Note that NMI here is special, not like a 6502. In particular, you can't necessarily return from an NMI. It's meant for watchdog resets, power brownouts, and the like.
Edit: I see this as a valid and interesting design choice.
Yeah, this was something that I ran into when examining how RISC-V does interrupts. NMIs are explicitly non-recoverable. I personally consider this to be, well, basically just *correct*; since disabling interrupts then provides true critical (uninterruptible) sections. Unrecoverable NMIs allow as much NMI-ey-ness as possible without breaking that, since if they interrupt a critical section, it doesn't matter for the most part, since the main program is basically toast. In some of my 6502 code, I had to do this awful hardware dance to check if I was interrupted by a NMI, then retry the critical section in a loop. Truly gross. Or worse, an *additional* hardware mechanism to mask "non maskable interrupts". Madness!

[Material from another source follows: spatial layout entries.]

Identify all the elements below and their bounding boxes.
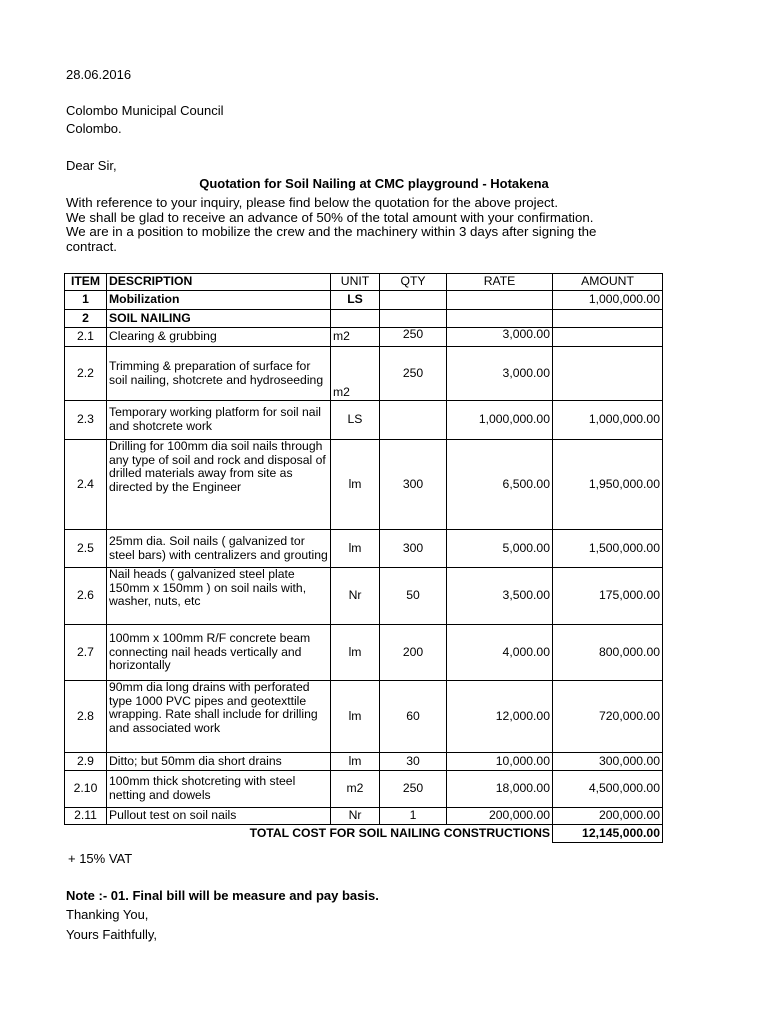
row-rate: 5,000.00 bbox=[447, 530, 553, 568]
row-amount: 1,500,000.00 bbox=[553, 530, 663, 568]
header-qty: QTY bbox=[380, 274, 447, 291]
letter-date: 28.06.2016 bbox=[66, 67, 132, 82]
quotation-table bbox=[64, 273, 663, 843]
row-amount bbox=[553, 328, 663, 347]
header-amount: AMOUNT bbox=[553, 274, 663, 291]
row-rate bbox=[447, 291, 553, 310]
row-rate bbox=[447, 310, 553, 328]
row-amount: 800,000.00 bbox=[553, 625, 663, 681]
row-description: 100mm thick shotcreting with steel netting and dowels bbox=[107, 771, 331, 808]
row-rate: 10,000.00 bbox=[447, 753, 553, 771]
vat-note: + 15% VAT bbox=[68, 851, 133, 866]
row-rate: 1,000,000.00 bbox=[447, 401, 553, 440]
row-amount: 720,000.00 bbox=[553, 681, 663, 753]
quotation-title: Quotation for Soil Nailing at CMC playground - Hotakena bbox=[199, 176, 549, 191]
row-qty: 250 bbox=[380, 347, 447, 401]
row-qty: 1 bbox=[380, 808, 447, 825]
row-item: 2.2 bbox=[65, 347, 107, 401]
row-description: Mobilization bbox=[107, 291, 331, 310]
header-item: ITEM bbox=[65, 274, 107, 291]
row-unit bbox=[331, 310, 380, 328]
row-rate: 3,500.00 bbox=[447, 568, 553, 625]
row-amount bbox=[553, 310, 663, 328]
row-unit: m2 bbox=[331, 347, 380, 401]
table-row bbox=[65, 808, 663, 825]
row-amount: 300,000.00 bbox=[553, 753, 663, 771]
recipient-line-1: Colombo Municipal Council bbox=[66, 103, 224, 118]
body-line-2: We shall be glad to receive an advance of 50% of the total amount with your confirmation. bbox=[66, 209, 594, 225]
header-unit: UNIT bbox=[331, 274, 380, 291]
row-item: 2.6 bbox=[65, 568, 107, 625]
row-item: 2 bbox=[65, 310, 107, 328]
row-amount bbox=[553, 347, 663, 401]
row-item: 2.7 bbox=[65, 625, 107, 681]
table-row bbox=[65, 568, 663, 625]
table-row bbox=[65, 530, 663, 568]
row-rate: 4,000.00 bbox=[447, 625, 553, 681]
recipient-line-2: Colombo. bbox=[66, 121, 122, 136]
table-row bbox=[65, 681, 663, 753]
header-description: DESCRIPTION bbox=[107, 274, 331, 291]
row-unit: Nr bbox=[331, 808, 380, 825]
row-qty: 30 bbox=[380, 753, 447, 771]
total-amount: 12,145,000.00 bbox=[553, 825, 663, 843]
row-amount: 4,500,000.00 bbox=[553, 771, 663, 808]
row-item: 2.4 bbox=[65, 440, 107, 530]
total-row bbox=[65, 825, 663, 843]
table-row bbox=[65, 328, 663, 347]
closing-thanks: Thanking You, bbox=[66, 907, 149, 922]
row-amount: 1,950,000.00 bbox=[553, 440, 663, 530]
table-row bbox=[65, 440, 663, 530]
body-line-1: With reference to your inquiry, please find below the quotation for the above project. bbox=[66, 195, 559, 210]
header-rate: RATE bbox=[447, 274, 553, 291]
row-rate: 3,000.00 bbox=[447, 347, 553, 401]
row-description: 90mm dia long drains with perforated type 1000 PVC pipes and geotexttile wrapping. Rate shall include for drilling and associated work bbox=[107, 681, 331, 753]
total-label: TOTAL COST FOR SOIL NAILING CONSTRUCTIONS bbox=[65, 825, 553, 843]
body-line-4: contract. bbox=[66, 238, 117, 254]
row-description: Ditto; but 50mm dia short drains bbox=[107, 753, 331, 771]
row-qty bbox=[380, 401, 447, 440]
row-unit: m2 bbox=[331, 328, 380, 347]
row-qty: 250 bbox=[380, 771, 447, 808]
table-row bbox=[65, 401, 663, 440]
row-amount: 1,000,000.00 bbox=[553, 401, 663, 440]
row-item: 2.8 bbox=[65, 681, 107, 753]
note: Note :- 01. Final bill will be measure and pay basis. bbox=[66, 888, 379, 903]
body-paragraph bbox=[66, 196, 666, 254]
row-description: Drilling for 100mm dia soil nails through any type of soil and rock and disposal of drilled materials away from site as directed by the Engineer bbox=[107, 440, 331, 530]
row-description: Clearing & grubbing bbox=[107, 328, 331, 347]
row-qty: 60 bbox=[380, 681, 447, 753]
table-row bbox=[65, 625, 663, 681]
row-description: Pullout test on soil nails bbox=[107, 808, 331, 825]
row-description: SOIL NAILING bbox=[107, 310, 331, 328]
table-row bbox=[65, 753, 663, 771]
row-qty: 50 bbox=[380, 568, 447, 625]
row-rate: 12,000.00 bbox=[447, 681, 553, 753]
row-unit: Nr bbox=[331, 568, 380, 625]
closing-yours: Yours Faithfully, bbox=[66, 927, 158, 942]
row-qty: 250 bbox=[380, 328, 447, 347]
salutation: Dear Sir, bbox=[66, 158, 117, 173]
row-rate: 6,500.00 bbox=[447, 440, 553, 530]
row-item: 1 bbox=[65, 291, 107, 310]
row-rate: 200,000.00 bbox=[447, 808, 553, 825]
row-qty bbox=[380, 310, 447, 328]
row-unit: lm bbox=[331, 625, 380, 681]
row-amount: 1,000,000.00 bbox=[553, 291, 663, 310]
row-description: Trimming & preparation of surface for soil nailing, shotcrete and hydroseeding bbox=[107, 347, 331, 401]
row-item: 2.5 bbox=[65, 530, 107, 568]
row-item: 2.9 bbox=[65, 753, 107, 771]
table-row bbox=[65, 291, 663, 310]
table-row bbox=[65, 347, 663, 401]
row-item: 2.1 bbox=[65, 328, 107, 347]
row-unit: m2 bbox=[331, 771, 380, 808]
row-unit: LS bbox=[331, 401, 380, 440]
row-description: 100mm x 100mm R/F concrete beam connecting nail heads vertically and horizontally bbox=[107, 625, 331, 681]
row-unit: lm bbox=[331, 681, 380, 753]
row-qty bbox=[380, 291, 447, 310]
row-rate: 3,000.00 bbox=[447, 328, 553, 347]
table-row bbox=[65, 771, 663, 808]
row-unit: LS bbox=[331, 291, 380, 310]
row-item: 2.11 bbox=[65, 808, 107, 825]
row-description: Nail heads ( galvanized steel plate 150mm x 150mm ) on soil nails with, washer, nuts, etc bbox=[107, 568, 331, 625]
row-qty: 300 bbox=[380, 530, 447, 568]
row-unit: lm bbox=[331, 530, 380, 568]
row-amount: 175,000.00 bbox=[553, 568, 663, 625]
row-amount: 200,000.00 bbox=[553, 808, 663, 825]
row-description: Temporary working platform for soil nail and shotcrete work bbox=[107, 401, 331, 440]
row-description: 25mm dia. Soil nails ( galvanized tor steel bars) with centralizers and grouting bbox=[107, 530, 331, 568]
table-row bbox=[65, 310, 663, 328]
row-item: 2.3 bbox=[65, 401, 107, 440]
row-qty: 300 bbox=[380, 440, 447, 530]
row-unit: lm bbox=[331, 440, 380, 530]
row-item: 2.10 bbox=[65, 771, 107, 808]
row-rate: 18,000.00 bbox=[447, 771, 553, 808]
table-header-row bbox=[65, 274, 663, 291]
row-unit: lm bbox=[331, 753, 380, 771]
body-line-3: We are in a position to mobilize the crew and the machinery within 3 days after signing the bbox=[66, 224, 597, 239]
row-qty: 200 bbox=[380, 625, 447, 681]
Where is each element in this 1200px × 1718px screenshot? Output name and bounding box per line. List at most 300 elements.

But, this also made it quite a bit faster to enter or exit un-interruptible interrupt handlers! Like RISC-V, entering a interrupt handler (IRQ or NMI) copies PC (program counter) and ST (status) to EPC and EST (shadow regs in the CPU). NMI does the same thing, so it can clobber them, but it doesn't matter, while still giving a sense of where the NMI happened (say, on an illegal MMIO write). But, since interrupts are disabled upon entry, if you never need to reenable interrupts, you can just RETI to restore PC and ST without ever touching memory! If you do want to reenable interrupts, you can pull out EPC and EST into registers in a couple instructions. Since interrupts preserve all registers, that's all that's needed! (You can also stack them to free the registers; that's 9 extra cycles from the below for each of save, restore)
Code: Select all
SRR r1 ; 2 cycles
EPCR r2 ; 2 cycles
CLI ; 2 cycles — nested interrupts live from here
; ... body ...
SEI ; 2 cycles
EPCW r2 ; 2 cycles
SRW r1 ; 2 cycles
RETI ; 3 cycles
ADD Add rd = rs1 + rs2
ADDI Add immediate rd += sext(imm8)
I don't like addressing modes being specified in the instruction, I always find it painful trying to read MASM code. It's much clearer specified in the operands.
Yeah, I waffled on the spelling of this. But they're not.. uh, "combinatorially complete"
ADD r1, r2, r3 is totally valid, as is ADD r1, r1, 5, but ADD r1, r2, 5 isn't. You could spell it ADD r1, 5, but this doesn't make it very explicit that this is mutating r1. ADDI r1, 5 makes this clearer.
I'd love to hear more about the prior art, the names for the instructions are waaaay more mutable than silicon.